Cuando fui más grande, siempre que viajé empecé un diario. Entonces no me sentía obligada a escribir todos los días, sino sólo cada vez que el tiempo me lo permitía. Además, mi cuaderno de viaje era buena compañía cuando andaba sola. El problema fue que el alcohol resultó ser la mejor compañía de mi cuaderno de viaje. Al final ellos dos se acabaron entendiendo y cada vez que traté en la sobriedad o en la resaca de repasar lo que había escrito, todo eran garabatos incomprensibles, y el cuadernito terminaba con textura de chicharrón y oblea de pasar tanto tiempo remojado en cerveza.
Tiempo después descubrí la magia del correo electrónico y la función "blind copy". Entonces llené las bandejas de mis amigos con correos colectivos.
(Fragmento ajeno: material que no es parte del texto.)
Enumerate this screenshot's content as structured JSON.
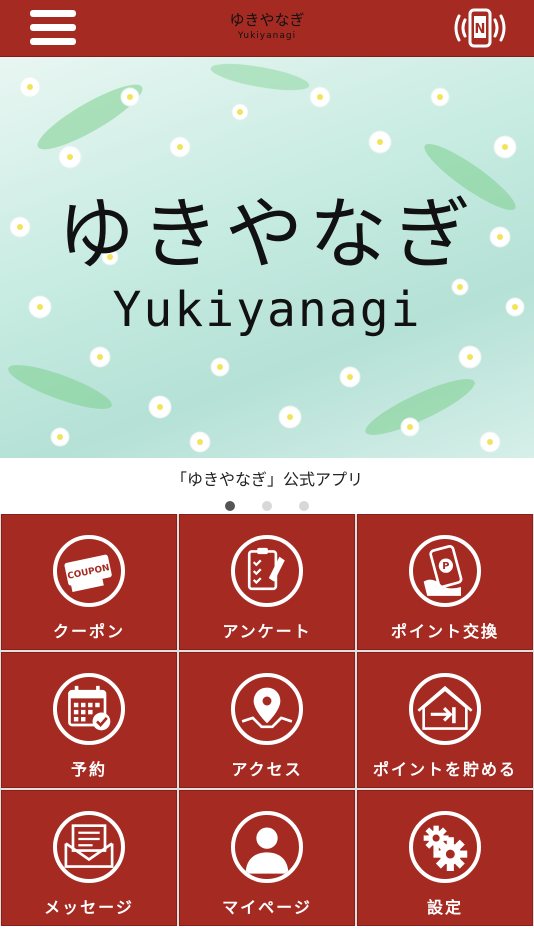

Generalmente eran propaganda política sentimentalista. Uno de ellos se fue forwardeando y forwardeando hasta que me llegó de regreso, enviado por alguien que a su vez lo había recibido de no sé quién más. Un día lo encontré publicado en famoso blog de referencia obligada en las elecciones del 2006. Ahí venía mi escrito desplegado bajo el decoroso nombre de Anónimo. El que lo posteó lo había recibido cuando la firma original ya se había perdido. Aunque también se perdió en el camino el flamante título que le había puesto ("Gelatinas de nuez"), me llenó de una alegría desconocida y muy parecida al orgullo ver cómo había llegado hasta allá casi intacto mi avioncito de papel.
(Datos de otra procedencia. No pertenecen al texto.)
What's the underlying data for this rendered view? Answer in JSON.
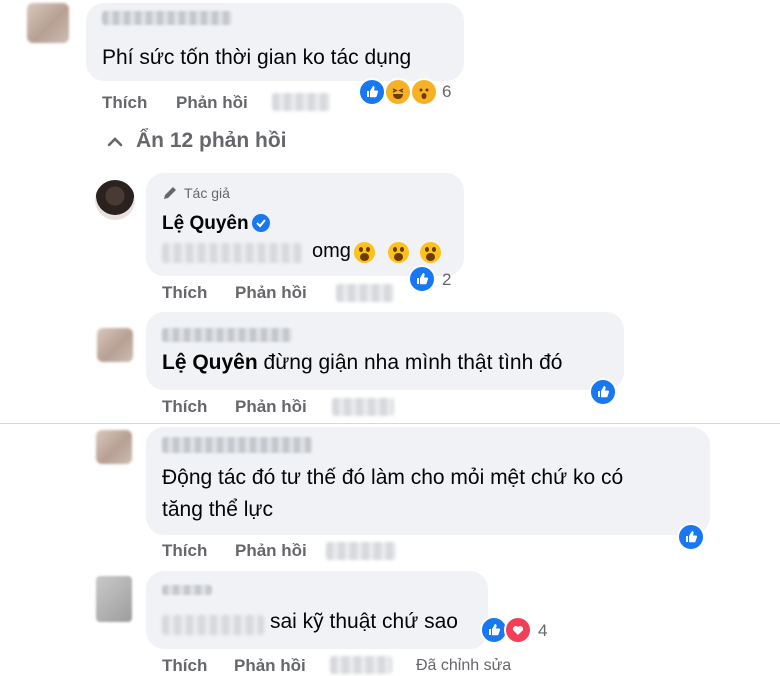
{
  "comments": [
    {
      "text": "Phí sức tốn thời gian ko tác dụng",
      "actions": {
        "like": "Thích",
        "reply": "Phản hồi"
      },
      "reaction_count": "6",
      "reaction_icons": [
        "like-icon",
        "haha-icon",
        "wow-icon"
      ]
    }
  ],
  "replies_toggle": "Ẩn 12 phản hồi",
  "replies": [
    {
      "author_tag": "Tác giả",
      "author_name": "Lệ Quyên",
      "text": "omg",
      "actions": {
        "like": "Thích",
        "reply": "Phản hồi"
      },
      "reaction_count": "2",
      "reaction_icons": [
        "like-icon"
      ]
    },
    {
      "mention": "Lệ Quyên",
      "text": " đừng giận nha mình thật tình đó",
      "actions": {
        "like": "Thích",
        "reply": "Phản hồi"
      },
      "reaction_icons": [
        "like-icon"
      ]
    },
    {
      "text_line1": "Động tác đó tư thế đó làm cho mỏi mệt chứ ko có",
      "text_line2": "tăng thể lực",
      "actions": {
        "like": "Thích",
        "reply": "Phản hồi"
      },
      "reaction_icons": [
        "like-icon"
      ]
    },
    {
      "text": "sai kỹ thuật chứ sao",
      "actions": {
        "like": "Thích",
        "reply": "Phản hồi"
      },
      "edited": "Đã chỉnh sửa",
      "reaction_count": "4",
      "reaction_icons": [
        "like-icon",
        "care-icon"
      ]
    }
  ],
  "colors": {
    "bubble": "#f0f2f5",
    "secondary_text": "#65676b",
    "like_blue": "#1877f2",
    "text": "#050505"
  }
}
Para entonces yo me vanagloriaba silenciosamente de ese descubrimiento: "Mi género es el email". Me gustaba el email porque uno selecciona a su audiencia (pace el fenómeno incontrolable del forward); aunque bien no sabe quiénes terminarán leyendo, o mejor aún, contestando, y quiénes lo clasificarán como correo no deseado sin otorgarle siquiera el beneficio de la duda. Pero el email es intrusivo, y en algún momento me llegó a aterrar la idea de que mis amigos asociaran mi nombre con el horrible "sentimiento de espam" -i.e. el rechazo automático que sentía uno en los ochentas al recibir la correpondencia de Readers Digest donde dice que se ganó uno (el derecho a concursar para ganar un boleto para la rifa de) una casa en Acapulco-. Así que decidí abandonar también el rudimentario método del mail colectivo.
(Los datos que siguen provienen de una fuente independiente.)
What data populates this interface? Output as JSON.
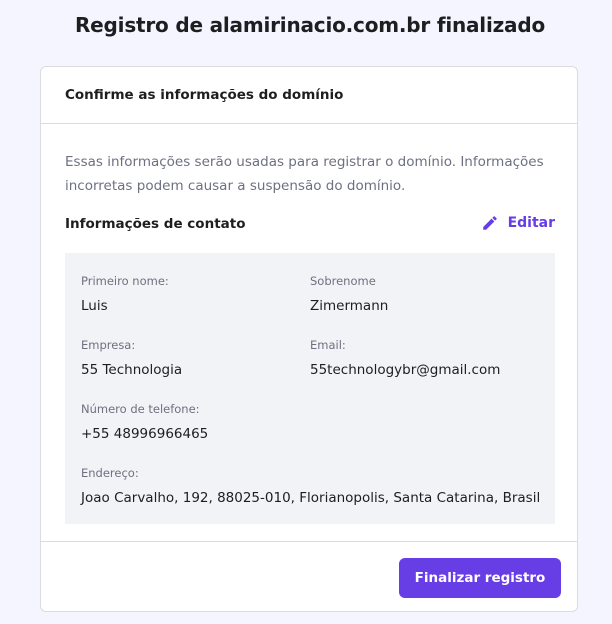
{
  "page": {
    "title": "Registro de alamirinacio.com.br finalizado"
  },
  "card": {
    "header": "Confirme as informações do domínio",
    "description": "Essas informações serão usadas para registrar o domínio. Informações incorretas podem causar a suspensão do domínio.",
    "contact_section": {
      "title": "Informações de contato",
      "edit_label": "Editar",
      "edit_icon": "pencil-icon"
    },
    "fields": {
      "first_name": {
        "label": "Primeiro nome:",
        "value": "Luis"
      },
      "last_name": {
        "label": "Sobrenome",
        "value": "Zimermann"
      },
      "company": {
        "label": "Empresa:",
        "value": "55 Technologia"
      },
      "email": {
        "label": "Email:",
        "value": "55technologybr@gmail.com"
      },
      "phone": {
        "label": "Número de telefone:",
        "value": "+55 48996966465"
      },
      "address": {
        "label": "Endereço:",
        "value": "Joao Carvalho, 192, 88025-010, Florianopolis, Santa Catarina, Brasil"
      }
    },
    "submit_label": "Finalizar registro"
  },
  "colors": {
    "accent": "#673de6",
    "page_background": "#f4f5ff",
    "info_background": "#f2f3f6"
  }
}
Por lo tanto, necesité un lugar más para hacer públicas las estupideces que se me iban ocurriendo en el tiempo de ocio, que para mí es todo el tiempo en que vivo a conciencia. Entonces conocí el blog de Larisa y pues lo que hace la mano hace la tras, lo que hace Larisa lo hago yo, y así es como salí con esto de ponerse las botitas. Los que no somos escritores de profesión escribimos por una sola razón: pasamos mucho tiempo solos. La vida, que es maravillosa, sucede frente a nosotros sin que nadie más lo atestigüe. Tenemos tiempo de sobra para revivir recuerdos, "verlos en cinito", como le dice David. Muchas veces al día me dan ganas de decirle a alguien "¿Viste? ahí va un pedazo de mundo" o "Mira: está regresando febrero de 1994". Pero al lado mío rara vez hay alguien. Y cuando lo hay estoy más ocupada en vivir que en ver la vida pasar. Por eso escribo, Oscar. Por si algún día te detienes por aquí.
4 comments:
Hola,
Yo también escribía un diario, pero más bien era un filosofario. Nada de poner los hechos, sino las ideas las cosas que se me ocurrían, pero luego, después de una temporada dejé de escribir y tan, tan. Lo conservo y hay cosas que, narcisiticamente hablando, están buenísimas. Ve este link: http://kuacimodo.blogspot.com/2006_06_01_archive.html
Y aunque no tengo compañía a veces, no me siento solo. Pero la escritura e internet han sido un remanso, para este menso, el próximo año ya me prometí darle vuelo a la hilacha creativa. (Por cierto, sabes de donde viene eso de "darle vuelo a la hilacha")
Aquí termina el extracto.